The first and most important point the story makes is that sin is not God's fault. People tend to blame God for everything that goes wrong in the world, for all human suffering, for all natural disasters. The story tells us that God placed Adam and Eve into a situation in which their love and obedience was put to the test. Our first impulse may be to think that's not fair, but can we really be human and free if there is no choice involved?

Who is to blame then? Everyone else in the story, it seems. The serpent turned God's commandment into temptation and lied about God's motives. Eve was attracted to the fruit of the tree and wanted to be like God. Adam blindly followed her example and shared her weakness. Everyone in the story has some blame, but no one has the entire blame.

That also means that all the sin and evil in the world isn't any one person's fault. That's far too heavy a load. The responsibility for sin rests on the whole human race. All the children of Adam and Eve---all of us---are responsible. Every human being shares in that responsibility. As an early American ditty says, "in Adam's fall, we sin all."

Every human being that's ever born carries this infection of the soul---a natural inclination to sin---that permeates everyone and everything. We call it "original sin." Except there's something even more original than sin: the goodness and holiness God made us for.

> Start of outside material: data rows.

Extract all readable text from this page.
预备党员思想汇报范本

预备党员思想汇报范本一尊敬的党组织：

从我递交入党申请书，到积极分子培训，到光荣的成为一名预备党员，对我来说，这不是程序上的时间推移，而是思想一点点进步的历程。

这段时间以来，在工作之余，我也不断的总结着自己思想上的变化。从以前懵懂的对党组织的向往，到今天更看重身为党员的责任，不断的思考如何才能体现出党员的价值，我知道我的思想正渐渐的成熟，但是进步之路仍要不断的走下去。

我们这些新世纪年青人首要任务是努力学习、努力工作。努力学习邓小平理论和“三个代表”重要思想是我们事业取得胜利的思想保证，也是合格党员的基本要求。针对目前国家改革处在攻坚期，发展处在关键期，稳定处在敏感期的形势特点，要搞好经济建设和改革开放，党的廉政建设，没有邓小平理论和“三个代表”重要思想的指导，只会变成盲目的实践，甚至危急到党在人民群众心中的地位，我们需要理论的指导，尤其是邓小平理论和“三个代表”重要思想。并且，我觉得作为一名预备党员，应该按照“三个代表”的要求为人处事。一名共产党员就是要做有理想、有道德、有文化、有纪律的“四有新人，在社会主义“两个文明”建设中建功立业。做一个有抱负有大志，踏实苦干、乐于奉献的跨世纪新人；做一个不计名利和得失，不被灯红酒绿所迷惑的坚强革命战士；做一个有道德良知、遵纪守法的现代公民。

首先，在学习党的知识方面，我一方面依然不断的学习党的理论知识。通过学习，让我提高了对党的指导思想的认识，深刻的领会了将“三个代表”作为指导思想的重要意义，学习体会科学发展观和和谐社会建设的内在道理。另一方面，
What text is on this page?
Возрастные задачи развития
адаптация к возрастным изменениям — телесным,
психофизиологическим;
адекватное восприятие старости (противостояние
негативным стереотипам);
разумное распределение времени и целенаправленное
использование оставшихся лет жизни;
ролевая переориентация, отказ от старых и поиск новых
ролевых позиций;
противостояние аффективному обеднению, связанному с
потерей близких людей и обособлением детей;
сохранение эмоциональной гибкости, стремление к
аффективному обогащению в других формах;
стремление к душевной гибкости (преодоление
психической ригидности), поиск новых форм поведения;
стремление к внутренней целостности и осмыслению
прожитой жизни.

The story reveals so much about sinful human life. At first Adam and Eve try to hide from God. When they are finally face to face with God, they blame each other. Nowhere in the whole story do they confess their sin or plead for God's mercy. Yet, as tragic as the story is, and as profound as its effects through history, it's also a story about God's grace.

Even while God meted out judgment, he also promised an ultimate victory (Gen. 3:15). Even as they grabbed leaves to cover their shameful nakedness, God provided permanent clothes. Even as they were thrust out of the garden, God provided them with children and a future.

Strangely, the huge consequences of Adam and Eve's sin point to the dignity God gave them. God created them in his own image and gave them dominion. Precisely because of their high calling they had a high responsibility.

From the story we learn that sin is real, it's pervasive, and it's powerful. There is no piece of human life that is not tainted by sin. By God's grace, however, while sin pervades our life it does not overwhelm it; while we are totally depraved, we are not utterly depraved.

One thing we cannot do is save ourselves. Salvation must come from outside ourselves, and already in this story we begin to sense who it will come from.

  • Someone once said that his big mistake was talking about God rather than to God. Does that thought resonate in your own life?

  • Read through the conversation between Eve and the serpent again, and think about the steps by which temptation came.

  • How do nakedness and clothes function in this story and in our lives today?

  • Original sin is a difficult concept. Take care not to picture it as a kind of bad gene we inherit from our parents, right back to our first father and mother. You might picture it as the hockey or basketball team that represents your school. When the team loses a big match, the entire school loses. Adam and Eve were our team in God’s test. When they failed we all failed. The wonderful thing is that Christ is our new team. When he obeyed and won we all obeyed and won, as we trust in him.

  • What kind of story is this, with its talking snakes and theological fruit trees? While you shouldn’t provoke the question, if it comes up in a discussion let the group know that the Bible uses many different kinds of writing to tell the truth about God and ourselves. Sometimes it’s straightforward and detailed. Other times, like this story, it’s mysterious and filled with symbolic elements. But it’s not really about snakes and trees or fig leaves; it's about who God is and who we are, and how the presence of sin changes everything.